Finding hope in Halloween
Every year we mark our calendars for Oct. 31st, and hope that we get a lot of candy and compliments on our pumpkin carvings. However, we never ask ourselves why we celebrate that holiday every year or where it came from.
Halloween was started by the Celts, who lived in what is now Ireland, the United Kingdom, and northern France. About 2,000 years ago they would celebrate the ancient Celtic Festival of Samhain, or what they called their new year, on Nov. 1st. That day marked the end of summer and the harvest and the beginning of the dark, cold winter, a time of year that was associated with the dead.
They celebrated the new year the night of Oct. 31st, which is when they believed ghosts of the dead would return to the world of the living. The Celtic people believed that the presence of otherworldly spirits made it easier for the Druids, or Celtic priests, to make predictions about the future. For people who were entirely dependent on the volatile natural world, these prophecies were an important source of comfort and direction for the long winter.

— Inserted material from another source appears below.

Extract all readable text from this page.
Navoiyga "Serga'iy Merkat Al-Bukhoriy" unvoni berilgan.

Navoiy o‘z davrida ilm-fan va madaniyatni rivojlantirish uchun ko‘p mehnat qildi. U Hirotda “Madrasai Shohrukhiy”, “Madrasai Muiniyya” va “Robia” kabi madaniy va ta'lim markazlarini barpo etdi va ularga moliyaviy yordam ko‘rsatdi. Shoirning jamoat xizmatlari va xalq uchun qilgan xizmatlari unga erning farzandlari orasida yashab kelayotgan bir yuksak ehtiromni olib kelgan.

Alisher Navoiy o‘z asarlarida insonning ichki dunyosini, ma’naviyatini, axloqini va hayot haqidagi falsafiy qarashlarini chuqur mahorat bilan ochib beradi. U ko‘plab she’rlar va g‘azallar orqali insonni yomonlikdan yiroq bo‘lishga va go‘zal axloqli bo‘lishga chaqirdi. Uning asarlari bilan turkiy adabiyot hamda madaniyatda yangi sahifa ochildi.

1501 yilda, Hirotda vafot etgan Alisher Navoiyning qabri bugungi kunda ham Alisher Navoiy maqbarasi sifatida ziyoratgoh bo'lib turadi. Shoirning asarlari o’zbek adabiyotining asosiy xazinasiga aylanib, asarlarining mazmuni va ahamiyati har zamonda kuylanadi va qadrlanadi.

From 1846 to present day, Americans have celebrated Halloween. They dress up, which is the only way to ward off ghosts so they don’t recognize you, and go house to house, asking for gifts, which has become today’s trick or treating.
Everyone still holds this tradition in their memories and hearts. They still tell ghost stories, dress up, go trick-or-treating, and, hopefully, remember the main reason why Halloween is celebrated: to find hope for the winter and future.